I'm trying to sanitize/modify the html tree by building the mshtml DOM and then traversing it. The problem is, it takes a very long time to do so, up to 3-4 seconds for a standart twitter newsletter or something on par with that.
After the profiling session i was able to pinpoint the hotspot:
private void AddAttributes(IHTMLDOMNode node)
{
string nodeName = node.nodeName;
var attributes = (IHTMLAttributeCollection) node.attributes;
int length = attributes.length;
for (int i = 0; i < length; i++)
{
//problem line
IHTMLDOMAttribute attribute = attributes.item(i) as IHTMLDOMAttribute;
string attributeName = attribute.nodeName;
//do some work
...
}
}
Casting to IHTMLDOMAttribute is taking 75% percent of the time (in comparison, whole DOM creation takes only ~3%)
Profiler's output for AddAttributes: Function body: 0.3% Called functions: DoCLRToCOMCall: 41.5% JITutil_ChkCastAny: 27.2% ?InterfaceMarshaler_ConvertToManaged...: 10%
What can i do to improve the performance in this case?

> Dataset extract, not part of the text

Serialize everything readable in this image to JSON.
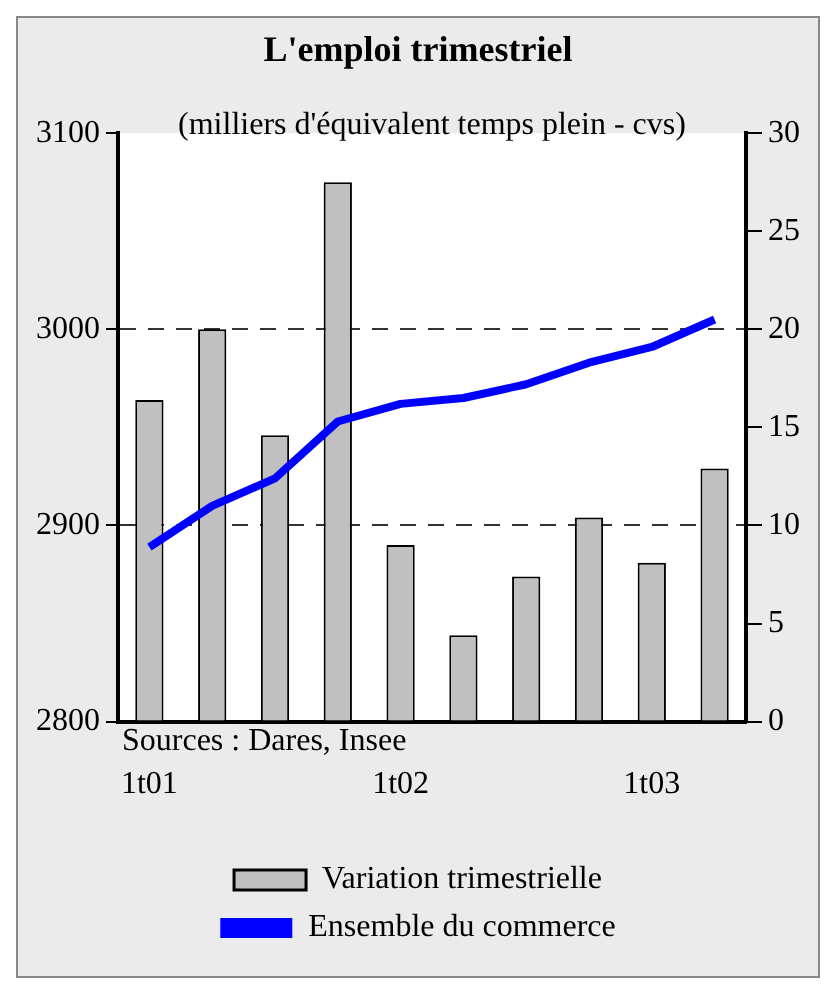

I've been here: HTML Traversal is very slow, it looks similar, but we are stuck with .NET 3.5, so dynamics are out of question. There are several other reports about similar problems over the internet, but there's no clear answer, only hints on marshalling problems.
HTML Agility Pack, while being much faster, is incapable of parsing CSS attributes, which is crucial for us.